The University of Science and Technology researchers in Hefei, China, believe that they have made a breakthrough. Their paper, “Deep Fusion: An Attention Guided Factorized Bilinear Pooling for Audio-video Emotion Recognition,” expresses how an AI system may be able to recognize human emotion through state-of-the-art accuracy on a popular benchmark.
In their published paper, the researchers say, “Automatic emotion recognition (AER) is a challenging task due to the abstract concept and multiple expressions of emotion. Inspired by this cognitive process in human beings, it’s natural to simultaneously utilize audio and visual information in AER … The whole pipeline can be completed in a neural network.”
A main component of the university’s AI system is audio-processing algorithms that, along with speech spectrograms, can aid the AI in focusing on areas that hold the most relevance for emotion detection. A second element runs frame-by-frame video through two computational layers: a face detection algorithm and a trio of cutting edge facial recognition networks with a sole focus on emotional relevance.
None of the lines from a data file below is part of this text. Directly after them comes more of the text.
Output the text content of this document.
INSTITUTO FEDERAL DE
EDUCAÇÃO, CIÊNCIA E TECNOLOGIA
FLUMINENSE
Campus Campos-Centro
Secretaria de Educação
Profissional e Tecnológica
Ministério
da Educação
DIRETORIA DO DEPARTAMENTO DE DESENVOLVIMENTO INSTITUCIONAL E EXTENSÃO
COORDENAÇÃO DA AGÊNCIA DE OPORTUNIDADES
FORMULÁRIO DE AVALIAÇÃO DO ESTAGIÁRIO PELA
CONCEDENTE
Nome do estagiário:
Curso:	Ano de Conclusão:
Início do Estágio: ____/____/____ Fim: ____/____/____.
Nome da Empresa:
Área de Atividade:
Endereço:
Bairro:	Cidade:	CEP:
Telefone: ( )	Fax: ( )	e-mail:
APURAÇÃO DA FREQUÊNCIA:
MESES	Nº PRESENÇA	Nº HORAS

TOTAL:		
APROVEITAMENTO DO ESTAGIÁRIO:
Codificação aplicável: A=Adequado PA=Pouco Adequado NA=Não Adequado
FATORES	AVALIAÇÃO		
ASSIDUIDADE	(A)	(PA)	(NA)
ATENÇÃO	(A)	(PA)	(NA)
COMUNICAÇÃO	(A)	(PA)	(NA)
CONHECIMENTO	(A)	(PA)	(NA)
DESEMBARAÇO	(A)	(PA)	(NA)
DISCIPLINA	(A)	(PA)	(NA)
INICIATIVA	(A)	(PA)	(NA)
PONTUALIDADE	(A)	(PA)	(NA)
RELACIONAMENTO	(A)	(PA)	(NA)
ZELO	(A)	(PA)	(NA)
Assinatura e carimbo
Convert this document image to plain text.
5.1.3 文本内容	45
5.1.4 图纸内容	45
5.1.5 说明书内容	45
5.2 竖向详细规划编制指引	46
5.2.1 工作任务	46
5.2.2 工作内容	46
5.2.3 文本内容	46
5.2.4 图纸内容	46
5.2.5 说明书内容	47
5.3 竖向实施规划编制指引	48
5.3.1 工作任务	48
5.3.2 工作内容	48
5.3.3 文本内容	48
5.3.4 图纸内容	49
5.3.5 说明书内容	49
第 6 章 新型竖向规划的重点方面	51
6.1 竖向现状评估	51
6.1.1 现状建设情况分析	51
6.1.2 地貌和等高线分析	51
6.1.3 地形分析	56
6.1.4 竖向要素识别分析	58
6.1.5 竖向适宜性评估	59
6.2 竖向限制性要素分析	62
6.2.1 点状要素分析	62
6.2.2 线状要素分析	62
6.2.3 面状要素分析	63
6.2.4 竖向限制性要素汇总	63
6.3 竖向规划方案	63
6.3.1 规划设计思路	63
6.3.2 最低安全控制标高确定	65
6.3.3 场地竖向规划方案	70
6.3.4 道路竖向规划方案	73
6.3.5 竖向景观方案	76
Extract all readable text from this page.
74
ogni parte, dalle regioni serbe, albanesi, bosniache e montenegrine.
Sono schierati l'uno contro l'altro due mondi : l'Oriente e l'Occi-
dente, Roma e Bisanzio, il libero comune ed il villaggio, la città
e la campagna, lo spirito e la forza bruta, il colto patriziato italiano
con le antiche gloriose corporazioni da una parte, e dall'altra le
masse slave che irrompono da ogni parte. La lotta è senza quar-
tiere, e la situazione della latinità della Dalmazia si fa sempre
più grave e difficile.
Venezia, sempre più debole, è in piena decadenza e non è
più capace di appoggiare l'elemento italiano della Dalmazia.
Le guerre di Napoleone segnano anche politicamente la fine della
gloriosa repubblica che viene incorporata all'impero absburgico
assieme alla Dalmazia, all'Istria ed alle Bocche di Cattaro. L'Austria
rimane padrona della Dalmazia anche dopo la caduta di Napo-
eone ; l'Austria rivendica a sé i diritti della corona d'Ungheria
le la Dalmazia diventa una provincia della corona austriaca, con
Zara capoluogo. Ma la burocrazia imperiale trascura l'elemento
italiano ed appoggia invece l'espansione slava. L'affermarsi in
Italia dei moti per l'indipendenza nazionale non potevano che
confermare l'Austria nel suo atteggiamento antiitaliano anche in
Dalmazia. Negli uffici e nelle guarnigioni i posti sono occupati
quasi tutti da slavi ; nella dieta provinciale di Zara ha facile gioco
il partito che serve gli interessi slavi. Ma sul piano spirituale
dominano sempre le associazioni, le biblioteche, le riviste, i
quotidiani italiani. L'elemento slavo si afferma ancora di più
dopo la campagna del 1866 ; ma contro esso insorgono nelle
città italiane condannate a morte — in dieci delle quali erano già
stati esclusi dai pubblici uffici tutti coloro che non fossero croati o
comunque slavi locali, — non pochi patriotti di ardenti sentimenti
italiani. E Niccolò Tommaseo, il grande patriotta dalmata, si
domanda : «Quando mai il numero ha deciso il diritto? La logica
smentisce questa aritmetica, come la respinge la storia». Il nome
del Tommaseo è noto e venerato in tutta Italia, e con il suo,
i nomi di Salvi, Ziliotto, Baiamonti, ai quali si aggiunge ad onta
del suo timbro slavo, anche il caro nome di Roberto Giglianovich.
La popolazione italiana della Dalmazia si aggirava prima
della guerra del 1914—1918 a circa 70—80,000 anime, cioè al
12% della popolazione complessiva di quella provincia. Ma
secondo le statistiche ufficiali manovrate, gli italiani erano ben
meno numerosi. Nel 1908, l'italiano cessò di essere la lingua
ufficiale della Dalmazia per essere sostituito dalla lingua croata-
Once all measurable characteristics have been weighed, they are then fused with speech features for a more accurate association between facial recognition and speech patterns for a final emotion prediction.
The researchers put their work to the test in the ACM International Conference on Multimodal Interaction. Feeding the system with 653 videos and accompanying audio clips, the technology was able to categorize emotion from angry, disgust, fear, happy, neutral, sad, and surprised with a 62.48 percent accuracy rating on 383 samples. The AI system was able to discern the relationship between speech and facial patterns when predicting emotion. However, the AI still had trouble decoding certain characteristics related to disgust, surprise, and weakness.
“Compared with the state-of-the-art approach,” the researchers say, “The proposed approach can achieve a comparable result with a single model, and make a new milestone with multi-models.”